To show that $(P_n)_{n\geqslant1}$ actually converges and to identify its limit, note that, for every $n$, $$ \log(P_n)=\frac1n\sum\limits_{k=1}^nf\left(\frac{k}n\right), \qquad\text{with}\quad f(x)=\frac{\log(1+x)}x. $$ The function $f$ is continuous on $[0,1]$ (define $f(0)=1$) hence its Riemann sums converge to its integral and $P_n\to\mathrm e^\ell$ with $$ \ell=\int_0^1f(x)\mathrm dx=\int_0^1\left(\sum_{n\geqslant1}(-1)^{n+1}\frac{x^{n-1}}n\right)\mathrm dx=\sum_{n\geqslant1}\frac{(-1)^{n+1}}{n^2}=\frac{\pi^2}{12}. $$

We want to calculate $$\lim_{n \to \infty} \prod_{1 \leqslant k \leqslant n} \left(1 + \frac {k} {n}\right)^{\frac {1} {k}}.$$ Denote it by $\ell$. Taking logarithms we have $$\begin {eqnarray} \log \ell & = & \lim_{n \to \infty} \sum_{1 \leqslant k \leqslant n} \frac {1} {k} \log \left(1 + \frac {k} {n}\right) \nonumber \\ & = & \lim_{n \to \infty} \sum_{1 \leqslant k \leqslant n} \frac {1} {k} \sum_{m \geqslant 1} (-1)^{m + 1} \frac {k^m} {m n^m} \nonumber \\ & = & \lim_{n \to \infty} \sum_{1 \leqslant k \leqslant n} \sum_{m \geqslant 1} (-1)^{m + 1} \frac {k^{m - 1}} {m n^m} \nonumber \\ & = & \lim_{n \to \infty} \sum_{m \geqslant 1} \sum_{1 \leqslant k \leqslant n} (-1)^{m + 1} \frac {k^{m - 1}} {m n^m} \nonumber \\ & = & \lim_{n \to \infty} \sum_{m \geqslant 1} \left(\frac {(-1)^{m + 1}} {m^2} + O \left(\frac {1} {n}\right) \right) \nonumber \\ & = & \sum_{m \geqslant 1} \frac {(-1)^{m + 1}} {m^2} \nonumber \\ & = & \frac {\pi^2} {12}. \end {eqnarray}$$ Hence, $\ell = \exp \left(\frac {\pi^2} {12}\right)$.

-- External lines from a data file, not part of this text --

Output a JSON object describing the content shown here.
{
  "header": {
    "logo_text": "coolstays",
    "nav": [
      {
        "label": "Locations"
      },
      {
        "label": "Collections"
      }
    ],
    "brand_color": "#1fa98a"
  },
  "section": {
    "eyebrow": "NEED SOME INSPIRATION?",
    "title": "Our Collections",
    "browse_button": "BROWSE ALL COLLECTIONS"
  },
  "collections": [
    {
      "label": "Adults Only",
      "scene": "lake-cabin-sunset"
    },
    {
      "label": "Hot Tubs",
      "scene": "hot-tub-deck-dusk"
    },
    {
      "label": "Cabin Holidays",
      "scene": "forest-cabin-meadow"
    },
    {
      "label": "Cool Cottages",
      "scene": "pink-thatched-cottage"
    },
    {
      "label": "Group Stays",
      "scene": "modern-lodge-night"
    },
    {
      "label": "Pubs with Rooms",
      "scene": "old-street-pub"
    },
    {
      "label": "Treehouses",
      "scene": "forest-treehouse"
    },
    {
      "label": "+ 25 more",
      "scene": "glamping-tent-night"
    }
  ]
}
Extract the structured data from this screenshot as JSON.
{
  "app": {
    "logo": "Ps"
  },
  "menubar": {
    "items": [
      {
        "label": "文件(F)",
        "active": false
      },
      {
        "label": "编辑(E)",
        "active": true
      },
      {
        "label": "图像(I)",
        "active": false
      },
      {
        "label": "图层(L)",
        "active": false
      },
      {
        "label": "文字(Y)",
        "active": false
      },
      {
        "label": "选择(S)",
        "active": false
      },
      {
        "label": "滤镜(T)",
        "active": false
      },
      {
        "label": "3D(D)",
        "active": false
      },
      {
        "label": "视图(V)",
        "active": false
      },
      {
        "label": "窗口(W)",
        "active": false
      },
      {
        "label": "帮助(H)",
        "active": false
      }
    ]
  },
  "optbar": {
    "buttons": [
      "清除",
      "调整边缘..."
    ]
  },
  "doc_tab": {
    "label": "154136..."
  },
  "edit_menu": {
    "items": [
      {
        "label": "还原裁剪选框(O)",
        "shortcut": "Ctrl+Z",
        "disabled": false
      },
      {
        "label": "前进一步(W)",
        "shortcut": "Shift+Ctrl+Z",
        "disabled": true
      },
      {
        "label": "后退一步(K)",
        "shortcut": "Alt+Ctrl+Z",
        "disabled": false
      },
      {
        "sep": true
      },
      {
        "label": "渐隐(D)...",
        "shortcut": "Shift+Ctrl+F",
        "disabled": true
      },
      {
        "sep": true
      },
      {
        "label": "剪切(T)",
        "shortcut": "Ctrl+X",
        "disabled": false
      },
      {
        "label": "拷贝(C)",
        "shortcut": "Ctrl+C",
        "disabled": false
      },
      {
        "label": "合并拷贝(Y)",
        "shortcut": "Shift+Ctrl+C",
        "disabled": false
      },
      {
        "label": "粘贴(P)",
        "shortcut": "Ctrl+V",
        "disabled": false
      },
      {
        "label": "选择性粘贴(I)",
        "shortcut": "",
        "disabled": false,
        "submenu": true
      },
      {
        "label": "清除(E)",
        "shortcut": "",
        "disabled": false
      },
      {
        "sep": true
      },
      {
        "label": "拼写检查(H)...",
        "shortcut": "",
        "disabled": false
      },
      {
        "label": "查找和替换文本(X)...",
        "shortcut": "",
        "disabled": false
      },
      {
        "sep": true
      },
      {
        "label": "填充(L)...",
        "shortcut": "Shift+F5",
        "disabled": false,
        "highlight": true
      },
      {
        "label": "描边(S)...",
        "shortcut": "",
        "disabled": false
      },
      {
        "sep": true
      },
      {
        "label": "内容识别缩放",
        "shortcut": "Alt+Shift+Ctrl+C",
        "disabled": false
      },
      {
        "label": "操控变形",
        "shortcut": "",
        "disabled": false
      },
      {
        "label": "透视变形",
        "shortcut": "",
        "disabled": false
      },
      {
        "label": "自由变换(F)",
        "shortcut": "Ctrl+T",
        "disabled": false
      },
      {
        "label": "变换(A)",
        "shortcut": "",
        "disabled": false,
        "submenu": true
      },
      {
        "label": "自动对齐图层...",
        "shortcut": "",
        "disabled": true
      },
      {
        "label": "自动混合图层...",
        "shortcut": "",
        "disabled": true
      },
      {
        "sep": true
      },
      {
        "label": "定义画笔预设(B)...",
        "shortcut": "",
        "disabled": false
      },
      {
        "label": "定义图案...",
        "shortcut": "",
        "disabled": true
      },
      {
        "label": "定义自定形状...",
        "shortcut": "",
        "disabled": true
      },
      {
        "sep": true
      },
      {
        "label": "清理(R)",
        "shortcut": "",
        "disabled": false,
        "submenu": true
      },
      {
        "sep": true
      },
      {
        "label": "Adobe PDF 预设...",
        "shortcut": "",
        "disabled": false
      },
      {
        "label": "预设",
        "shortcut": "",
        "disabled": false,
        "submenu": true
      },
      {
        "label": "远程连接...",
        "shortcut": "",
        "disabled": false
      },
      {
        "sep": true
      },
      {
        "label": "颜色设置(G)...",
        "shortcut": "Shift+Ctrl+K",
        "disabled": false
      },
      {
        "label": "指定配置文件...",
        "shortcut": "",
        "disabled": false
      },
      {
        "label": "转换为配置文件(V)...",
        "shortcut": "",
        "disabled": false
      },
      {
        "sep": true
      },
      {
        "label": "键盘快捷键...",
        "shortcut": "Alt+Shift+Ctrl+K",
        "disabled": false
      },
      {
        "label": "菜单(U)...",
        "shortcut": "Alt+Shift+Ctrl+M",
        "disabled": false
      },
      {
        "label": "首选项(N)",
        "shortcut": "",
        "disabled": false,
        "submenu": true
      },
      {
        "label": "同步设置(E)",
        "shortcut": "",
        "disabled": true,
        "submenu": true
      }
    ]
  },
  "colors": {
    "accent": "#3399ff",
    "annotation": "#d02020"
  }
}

Note that in step 2 we changed $\log \left(1 + \frac {k} {n}\right)$ with its Taylor expansion, and in step 5 we used the fact that $\sum_{1 \leqslant k \leqslant n} k^p = \frac {n^{p + 1}} {p + 1} + O (n^p)$ for any non-negative integer $p$.